The point Jensen is making is ... well ... It's the Institutions, Stupid. (Seriously, I HAVE to get tee-shirts made saying that.) Given the crisis we're in, individual action isn't going to cut it. It's kind of like taking an Advil when your appendix is bursting. What is needed is institutional reform.
So, basically, ludicrous and easily refutable first few sentences aside, I completely agree with Jensen. But, in my mind, Jensen doesn't go far enough. Pointing out that individual action isn't enough ... that's the easy part. Look, we all KNOW individual action isn't enough. But as Jensen points out, we're in a double bind. One can give up, and go with the status quo, or one can participate in semi-meaningless individual action. There aren't really many other options for most people.
I think the point is, that individual action can result in two things. One: it can result in complacency. Oh, I recycle and bring my own bags to the grocery store, so I'm doing my bit and I can just sit back.
Or, two, it can propel people to action.
The thing is, if it weren't for individual environmentalism, I would probably not be here in London procrastinating my dissertation. I became individually involved and then became part of a political movement LATER. So I think the real question is, how do we motivate more people to take individual environmentalism one step further? How do we harness the energy from the individual environmentalist movement and use that to change institutions? Those are the real questions that need to be addressed, and it would be great if a few journalists put their thinking caps on and started working on that instead of trying to just shit on personal environmentalists.
Speaking of sh*tting on environmentalists, Elizabeth Kolbert goes after a few in her recent New Yorker article, specifically Colin Beavan and Vanessa Farquharson. Basically, she accuses them both of participating in one-year eco-stunts in order to gain publicity.

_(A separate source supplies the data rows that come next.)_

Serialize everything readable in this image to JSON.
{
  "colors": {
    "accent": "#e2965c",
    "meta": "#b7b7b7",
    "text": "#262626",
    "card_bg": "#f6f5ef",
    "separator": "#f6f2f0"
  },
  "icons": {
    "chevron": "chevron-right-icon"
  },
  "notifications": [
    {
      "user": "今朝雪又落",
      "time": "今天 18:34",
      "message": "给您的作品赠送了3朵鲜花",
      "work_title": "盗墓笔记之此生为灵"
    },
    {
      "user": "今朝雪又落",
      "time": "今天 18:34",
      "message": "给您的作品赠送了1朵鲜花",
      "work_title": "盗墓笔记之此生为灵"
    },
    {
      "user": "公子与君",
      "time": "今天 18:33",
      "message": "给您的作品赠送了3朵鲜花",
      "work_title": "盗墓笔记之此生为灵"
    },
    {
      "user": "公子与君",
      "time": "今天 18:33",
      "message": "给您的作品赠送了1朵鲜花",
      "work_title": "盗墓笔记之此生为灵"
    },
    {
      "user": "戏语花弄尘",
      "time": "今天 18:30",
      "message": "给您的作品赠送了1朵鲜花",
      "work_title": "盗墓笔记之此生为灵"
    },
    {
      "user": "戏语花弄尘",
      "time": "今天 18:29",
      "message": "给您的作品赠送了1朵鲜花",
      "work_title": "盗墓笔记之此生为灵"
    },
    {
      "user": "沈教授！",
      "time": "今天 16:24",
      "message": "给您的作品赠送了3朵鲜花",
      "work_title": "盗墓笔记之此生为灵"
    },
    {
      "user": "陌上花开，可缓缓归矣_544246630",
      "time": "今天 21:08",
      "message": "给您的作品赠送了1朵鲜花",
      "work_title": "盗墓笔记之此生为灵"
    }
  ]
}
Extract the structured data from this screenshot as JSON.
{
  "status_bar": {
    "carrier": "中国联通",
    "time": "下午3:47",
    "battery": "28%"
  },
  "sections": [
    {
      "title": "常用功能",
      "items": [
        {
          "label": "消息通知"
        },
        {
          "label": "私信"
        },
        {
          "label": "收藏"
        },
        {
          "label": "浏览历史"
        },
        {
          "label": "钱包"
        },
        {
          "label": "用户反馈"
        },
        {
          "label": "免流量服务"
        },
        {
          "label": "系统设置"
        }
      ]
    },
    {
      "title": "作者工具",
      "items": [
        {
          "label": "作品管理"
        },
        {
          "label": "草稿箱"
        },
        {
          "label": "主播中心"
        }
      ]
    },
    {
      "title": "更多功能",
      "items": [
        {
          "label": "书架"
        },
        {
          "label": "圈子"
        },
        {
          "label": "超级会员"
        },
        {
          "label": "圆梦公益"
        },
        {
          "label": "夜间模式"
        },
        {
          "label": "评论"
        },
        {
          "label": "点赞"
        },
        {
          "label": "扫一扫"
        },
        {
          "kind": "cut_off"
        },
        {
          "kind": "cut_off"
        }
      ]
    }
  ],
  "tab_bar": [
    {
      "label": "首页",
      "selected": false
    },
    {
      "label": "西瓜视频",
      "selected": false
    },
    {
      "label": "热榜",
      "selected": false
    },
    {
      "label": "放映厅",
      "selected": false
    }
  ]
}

To which my response is, "Yeah ... so?"
Did Colin and Vanessa engage in eco-stunts? Sure. But what's wrong with engaging in stunts? Participating in stunts is valid political behavior to attract public attention. Again, speaking from personal experience, I was motivated to change my lifestyle because of people like Colin and Vanessa. And as someone who has arguably participated in her own stunt (though I never wrote a book about it), I can testify that you don't come out the other end an unchanged person. Although my year of strict non-consumerism is over, I shop much, much less than I used to and my entire life philosophy has changed greatly. And knowing Colin and Vanessa as I do, I know they have been transformed as well.
The most ridiculous part of the article is where Kolbert talks about how Colin needs to engage in more political behavior instead of personal environmentalism. I ... kind of don't understand how Kolbert completely missed that Colin is ALL political environmentalism ALL the time these days, what with his new organization, and his protesting, and his meetings with politicians. In fact, Colin has had his ass handed to him by his readers several times because they MISS the personal stories. So if his book, which I haven't read yet, is heavy on the personal anecdotes, that's probably just because Colin knows his audience.
In the end, Kolbert accuses Colin and Vanessa for missing the forest for the trees, but really it's Kolbert who misses the personal transformation because she's too busy criticizing Vanessa for flying places and getting laid.